Phase 2 - Metadata and Checks

  • Standardize front matter for proposals and research notes.
  • Extend mdBook metadata tooling to validate proposal index, topic membership, summary links, status fields, and supersession links.
  • Add run-target inventory validation against Makefile and manifest paths.

Phase 3 - Decision Records

  • Add docs/decisions/ and initial pivot records for the session-bound invocation context change and hosted-agent split.
  • Link decisions from affected proposals and backlog files.

Phase 4 - Compiled Agent Wiki

  • Create a reviewed docs/agent-wiki/ seed for the current selected milestone.
  • Add lint for stale links, missing citations, and “compiled, not authority” labels.
  • Decide whether generated wiki pages are published in mdBook or kept as repo-internal harness files.

Phase 5 - Agent Workflow Evals

  • Add fixtures and scripts for repository-workflow evals.
  • Run them in a docs/check target.
  • Use failures to improve docs/agent-harness.md, metadata, and run-target inventory.

Open Questions

  • Should proposal relationship metadata live only in front matter, or should there be a generated JSON sidecar for fast agent/tool consumption?
  • Should docs/agent-wiki/ be generated on demand or checked in after review?
  • How much QEMU transcript output should be retained as proof artifacts without bloating the repository?
  • Should run-target metadata live in Makefile comments, a CUE file, or docs/run-targets.md front matter blocks?
  • How strict should the first status linter be, given existing historical docs?
  • Should agent evals be part of make docs, a separate make agent-harness-check, or a broader make check?

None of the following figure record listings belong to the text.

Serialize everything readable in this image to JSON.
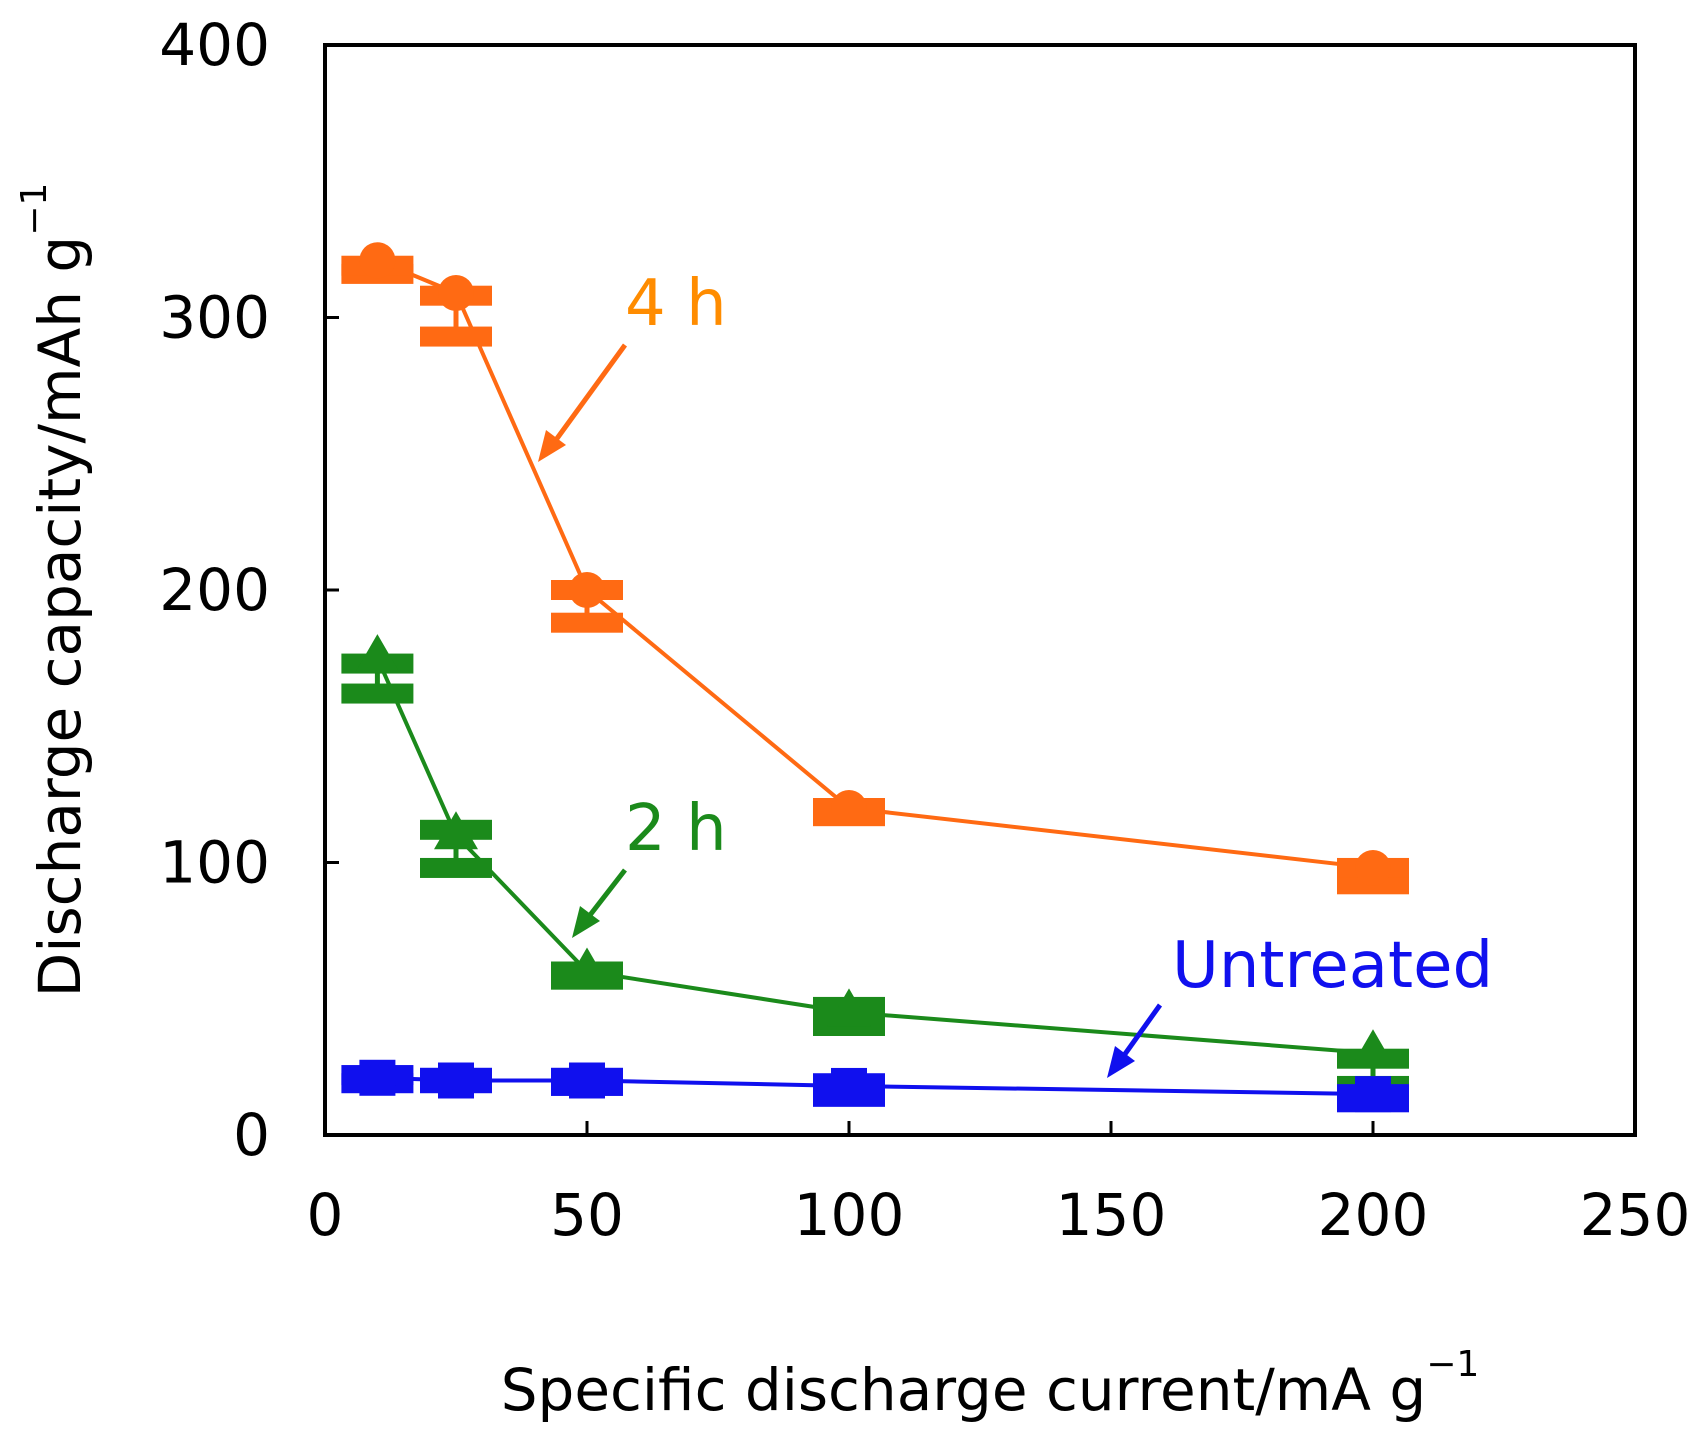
{
  "chart_data": {
    "type": "line",
    "title": "",
    "xlabel": "Specific discharge current/mA g",
    "xlabel_sup": "−1",
    "ylabel": "Discharge capacity/mAh g",
    "ylabel_sup": "−1",
    "xlim": [
      0,
      250
    ],
    "ylim": [
      0,
      400
    ],
    "xticks": [
      0,
      50,
      100,
      150,
      200,
      250
    ],
    "yticks": [
      0,
      100,
      200,
      300,
      400
    ],
    "grid": false,
    "series": [
      {
        "name": "4 h",
        "color": "#ff6a13",
        "marker": "circle",
        "x": [
          10,
          25,
          50,
          100,
          200
        ],
        "y": [
          321,
          309,
          200,
          120,
          98
        ],
        "err_low": [
          316,
          293,
          188,
          117,
          92
        ],
        "err_high": [
          319,
          308,
          200,
          120,
          98
        ]
      },
      {
        "name": "2 h",
        "color": "#1b8a1b",
        "marker": "triangle",
        "x": [
          10,
          25,
          50,
          100,
          200
        ],
        "y": [
          175,
          110,
          60,
          45,
          30
        ],
        "err_low": [
          162,
          98,
          57,
          40,
          18
        ],
        "err_high": [
          173,
          112,
          60,
          47,
          28
        ]
      },
      {
        "name": "Untreated",
        "color": "#1010ee",
        "marker": "square",
        "x": [
          10,
          25,
          50,
          100,
          200
        ],
        "y": [
          21,
          20,
          20,
          18,
          15
        ],
        "err_low": [
          19,
          19,
          18,
          14,
          12
        ],
        "err_high": [
          22,
          21,
          21,
          19,
          15
        ]
      }
    ],
    "annotations": [
      {
        "text": "4 h",
        "color": "#ff8c00",
        "series": "4 h"
      },
      {
        "text": "2 h",
        "color": "#1b8a1b",
        "series": "2 h"
      },
      {
        "text": "Untreated",
        "color": "#1010ee",
        "series": "Untreated"
      }
    ]
  }
}
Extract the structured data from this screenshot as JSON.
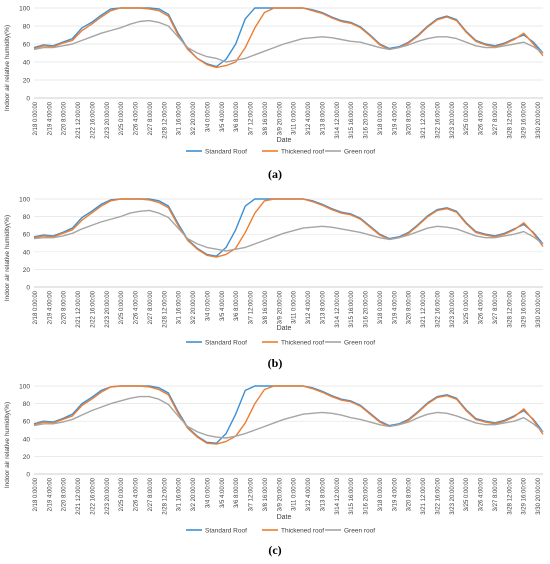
{
  "figure": {
    "x_tick_labels": [
      "2/18 0:00:00",
      "2/19 4:00:00",
      "2/20 8:00:00",
      "2/21 12:00:00",
      "2/22 16:00:00",
      "2/23 20:00:00",
      "2/25 0:00:00",
      "2/26 4:00:00",
      "2/27 8:00:00",
      "2/28 12:00:00",
      "3/1 16:00:00",
      "3/2 20:00:00",
      "3/4 0:00:00",
      "3/5 4:00:00",
      "3/6 8:00:00",
      "3/7 12:00:00",
      "3/8 16:00:00",
      "3/9 20:00:00",
      "3/11 0:00:00",
      "3/12 4:00:00",
      "3/13 8:00:00",
      "3/14 12:00:00",
      "3/15 16:00:00",
      "3/16 20:00:00",
      "3/18 0:00:00",
      "3/19 4:00:00",
      "3/20 8:00:00",
      "3/21 12:00:00",
      "3/22 16:00:00",
      "3/23 20:00:00",
      "3/25 0:00:00",
      "3/26 4:00:00",
      "3/27 8:00:00",
      "3/28 12:00:00",
      "3/29 16:00:00",
      "3/30 20:00:00"
    ],
    "y_ticks": [
      0,
      20,
      40,
      60,
      80,
      100
    ]
  },
  "chart_data": [
    {
      "type": "line",
      "caption": "(a)",
      "ylabel": "Indoor air relative humidity(%)",
      "xlabel": "Date",
      "ylim": [
        0,
        100
      ],
      "grid": true,
      "legend": "bottom",
      "series": [
        {
          "name": "Standard Roof",
          "color": "#3b8fd4",
          "values": [
            56,
            59,
            58,
            62,
            66,
            78,
            84,
            92,
            99,
            100,
            100,
            100,
            100,
            99,
            93,
            72,
            55,
            44,
            38,
            35,
            43,
            60,
            88,
            100,
            100,
            100,
            100,
            100,
            100,
            98,
            95,
            90,
            86,
            84,
            79,
            70,
            60,
            55,
            57,
            62,
            70,
            80,
            88,
            91,
            87,
            74,
            64,
            60,
            58,
            61,
            66,
            70,
            62,
            50
          ]
        },
        {
          "name": "Thickened roof",
          "color": "#ee7d31",
          "values": [
            55,
            58,
            57,
            61,
            64,
            75,
            82,
            90,
            97,
            100,
            100,
            100,
            99,
            97,
            91,
            70,
            54,
            44,
            37,
            34,
            36,
            40,
            56,
            78,
            95,
            100,
            100,
            100,
            100,
            97,
            94,
            89,
            85,
            83,
            78,
            69,
            59,
            54,
            56,
            61,
            69,
            79,
            87,
            90,
            86,
            73,
            63,
            59,
            57,
            60,
            65,
            72,
            60,
            47
          ]
        },
        {
          "name": "Green roof",
          "color": "#a5a5a5",
          "values": [
            54,
            56,
            56,
            58,
            60,
            64,
            68,
            72,
            75,
            78,
            82,
            85,
            86,
            84,
            80,
            68,
            56,
            50,
            46,
            44,
            40,
            42,
            44,
            48,
            52,
            56,
            60,
            63,
            66,
            67,
            68,
            67,
            65,
            63,
            62,
            59,
            56,
            54,
            56,
            59,
            63,
            66,
            68,
            68,
            66,
            62,
            58,
            56,
            56,
            58,
            60,
            62,
            57,
            50
          ]
        }
      ]
    },
    {
      "type": "line",
      "caption": "(b)",
      "ylabel": "Indoor air relative humidity(%)",
      "xlabel": "Date",
      "ylim": [
        0,
        100
      ],
      "grid": true,
      "legend": "bottom",
      "series": [
        {
          "name": "Standard Roof",
          "color": "#3b8fd4",
          "values": [
            57,
            59,
            58,
            62,
            67,
            79,
            86,
            94,
            99,
            100,
            100,
            100,
            100,
            98,
            92,
            72,
            54,
            44,
            37,
            35,
            45,
            65,
            92,
            100,
            100,
            100,
            100,
            100,
            100,
            98,
            94,
            89,
            85,
            83,
            78,
            69,
            60,
            55,
            57,
            62,
            71,
            81,
            88,
            90,
            86,
            73,
            63,
            60,
            58,
            61,
            66,
            71,
            62,
            49
          ]
        },
        {
          "name": "Thickened roof",
          "color": "#ee7d31",
          "values": [
            56,
            58,
            57,
            61,
            65,
            76,
            84,
            92,
            98,
            100,
            100,
            100,
            99,
            96,
            90,
            70,
            53,
            43,
            36,
            34,
            37,
            44,
            62,
            84,
            98,
            100,
            100,
            100,
            100,
            97,
            93,
            88,
            84,
            82,
            77,
            68,
            59,
            54,
            56,
            61,
            70,
            80,
            87,
            89,
            85,
            72,
            62,
            59,
            57,
            60,
            65,
            73,
            61,
            46
          ]
        },
        {
          "name": "Green roof",
          "color": "#a5a5a5",
          "values": [
            55,
            56,
            56,
            58,
            61,
            66,
            70,
            74,
            77,
            80,
            84,
            86,
            87,
            84,
            79,
            67,
            55,
            49,
            45,
            43,
            41,
            43,
            45,
            49,
            53,
            57,
            61,
            64,
            67,
            68,
            69,
            68,
            66,
            64,
            62,
            59,
            56,
            54,
            56,
            59,
            63,
            67,
            69,
            68,
            66,
            62,
            58,
            56,
            56,
            58,
            60,
            63,
            57,
            49
          ]
        }
      ]
    },
    {
      "type": "line",
      "caption": "(c)",
      "ylabel": "Indoor air relative humidity(%)",
      "xlabel": "Date",
      "ylim": [
        0,
        100
      ],
      "grid": true,
      "legend": "bottom",
      "series": [
        {
          "name": "Standard Roof",
          "color": "#3b8fd4",
          "values": [
            57,
            60,
            59,
            63,
            68,
            80,
            87,
            95,
            99,
            100,
            100,
            100,
            100,
            98,
            92,
            71,
            53,
            43,
            36,
            35,
            46,
            68,
            95,
            100,
            100,
            100,
            100,
            100,
            100,
            98,
            94,
            89,
            85,
            83,
            78,
            69,
            60,
            55,
            57,
            62,
            71,
            81,
            88,
            90,
            86,
            73,
            63,
            60,
            58,
            61,
            66,
            72,
            62,
            48
          ]
        },
        {
          "name": "Thickened roof",
          "color": "#ee7d31",
          "values": [
            56,
            59,
            58,
            62,
            66,
            78,
            85,
            93,
            99,
            100,
            100,
            100,
            99,
            96,
            90,
            69,
            52,
            42,
            35,
            34,
            37,
            43,
            58,
            80,
            96,
            100,
            100,
            100,
            100,
            97,
            93,
            88,
            84,
            82,
            77,
            68,
            59,
            54,
            56,
            61,
            70,
            80,
            87,
            89,
            85,
            72,
            62,
            59,
            57,
            60,
            65,
            74,
            61,
            45
          ]
        },
        {
          "name": "Green roof",
          "color": "#a5a5a5",
          "values": [
            55,
            57,
            57,
            59,
            62,
            67,
            72,
            76,
            80,
            83,
            86,
            88,
            88,
            85,
            79,
            66,
            54,
            48,
            44,
            42,
            41,
            43,
            46,
            50,
            54,
            58,
            62,
            65,
            68,
            69,
            70,
            69,
            67,
            64,
            62,
            59,
            56,
            54,
            56,
            59,
            64,
            68,
            70,
            69,
            66,
            62,
            58,
            56,
            56,
            58,
            60,
            64,
            57,
            48
          ]
        }
      ]
    }
  ]
}
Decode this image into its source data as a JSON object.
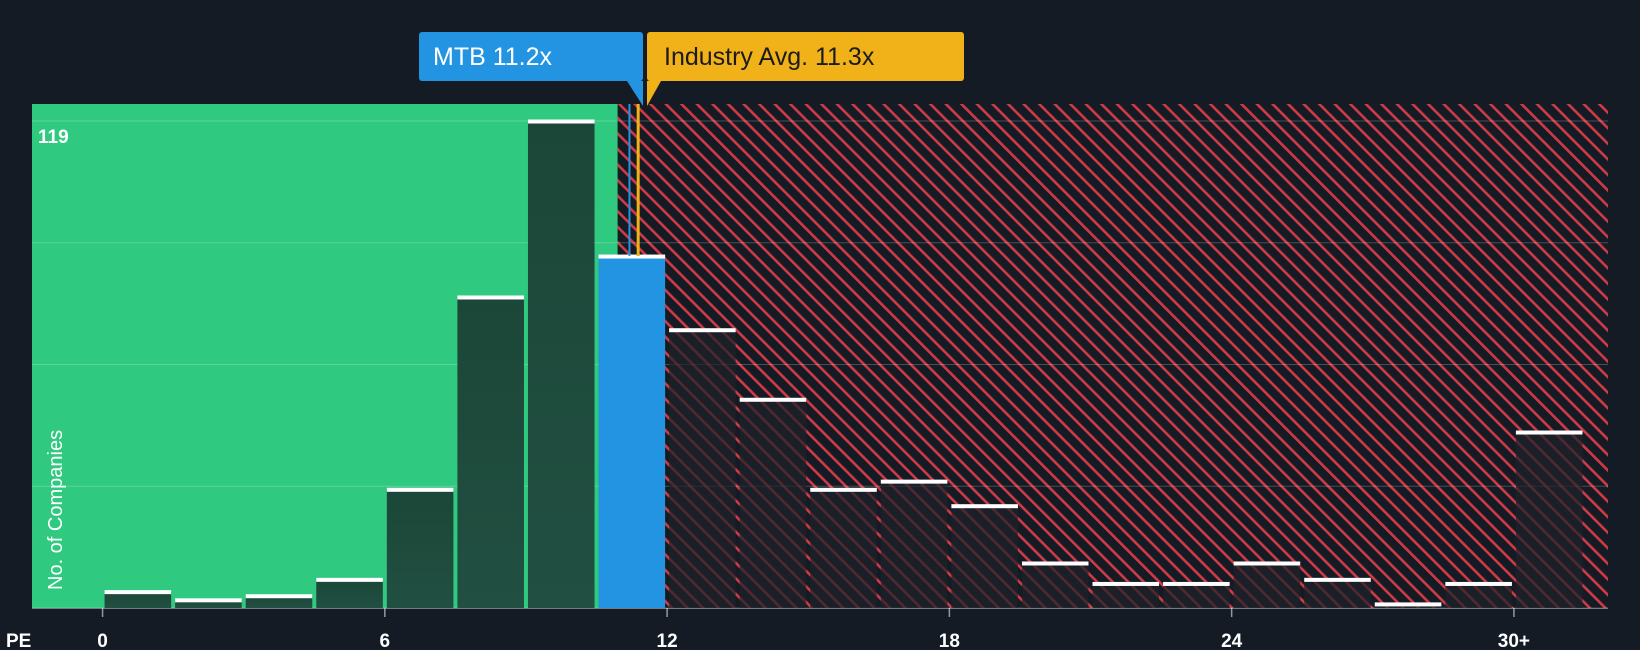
{
  "chart_data": {
    "type": "bar",
    "title": "",
    "xlabel": "PE",
    "ylabel": "No. of Companies",
    "ymax_label": "119",
    "ylim": [
      0,
      119
    ],
    "xlim": [
      -1.5,
      32
    ],
    "bin_width": 1.5,
    "x_ticks": [
      {
        "value": 0,
        "label": "0"
      },
      {
        "value": 6,
        "label": "6"
      },
      {
        "value": 12,
        "label": "12"
      },
      {
        "value": 18,
        "label": "18"
      },
      {
        "value": 24,
        "label": "24"
      },
      {
        "value": 30,
        "label": "30+"
      }
    ],
    "bins": [
      {
        "start": 0,
        "value": 4
      },
      {
        "start": 1.5,
        "value": 2
      },
      {
        "start": 3,
        "value": 3
      },
      {
        "start": 4.5,
        "value": 7
      },
      {
        "start": 6,
        "value": 29
      },
      {
        "start": 7.5,
        "value": 76
      },
      {
        "start": 9,
        "value": 119
      },
      {
        "start": 10.5,
        "value": 86,
        "highlight": true
      },
      {
        "start": 12,
        "value": 68
      },
      {
        "start": 13.5,
        "value": 51
      },
      {
        "start": 15,
        "value": 29
      },
      {
        "start": 16.5,
        "value": 31
      },
      {
        "start": 18,
        "value": 25
      },
      {
        "start": 19.5,
        "value": 11
      },
      {
        "start": 21,
        "value": 6
      },
      {
        "start": 22.5,
        "value": 6
      },
      {
        "start": 24,
        "value": 11
      },
      {
        "start": 25.5,
        "value": 7
      },
      {
        "start": 27,
        "value": 1
      },
      {
        "start": 28.5,
        "value": 6
      },
      {
        "start": 30,
        "value": 43
      }
    ],
    "company": {
      "label": "MTB 11.2x",
      "value": 11.2,
      "color": "#2394e2"
    },
    "industry": {
      "label": "Industry Avg. 11.3x",
      "value": 11.3,
      "color": "#f0b119"
    },
    "colors": {
      "background": "#151b24",
      "undervalued_zone": "#2fc980",
      "overvalued_stripe": "#d03a45",
      "bar_green_zone": "#1e4a3c",
      "bar_red_zone": "#1f2129",
      "bar_highlight": "#2394e2",
      "bar_cap": "#ffffff"
    }
  }
}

Relationship to Existing Documents

  • Hosted agent harnesses research records the external harness research and the initial checklist.
  • capOS-Hosted Agent Swarms uses this repo harness as precedent for future capOS-hosted agents.
  • mdBook Documentation Site owns public docs structure and status vocabulary; this proposal adds agent-legibility and mechanical checks on top.
  • Trusted Build Inputs is the source of truth for toolchain pinning, generated-code drift, dependency policy, Limine binary pinning, observed-only QEMU/OVMF surface, and host-tool inventory. The harness run-target inventory, proof-target metadata, and generated-output active-work claims in this proposal must cite the relevant row there rather than re-derive trust status.
  • Security Review and Formal Verification owns the trust-boundary model, per-boundary CWE/CAPEC checklist, tiered tooling (CI hygiene, miri/proptest/fuzzing, Loom, Kani), and the Security Verification Track registry. Harness mechanical checks must hand security- bearing findings to that proposal’s tracks rather than redefine review authority.
  • Design Risks and Open Questions Register is the consolidated index of long-horizon design risks and open architectural questions. New harness-surfaced risks should be filed against existing rows there (for example R13 for supply-chain pinning gaps) or added as new rows, not buried in harness artifacts.
  • CLAUDE.md, AGENTS.md, docs/tasks/README.md, and the task ledger remain authoritative workflow inputs. docs/agent-harness.md should route to them, not replace them.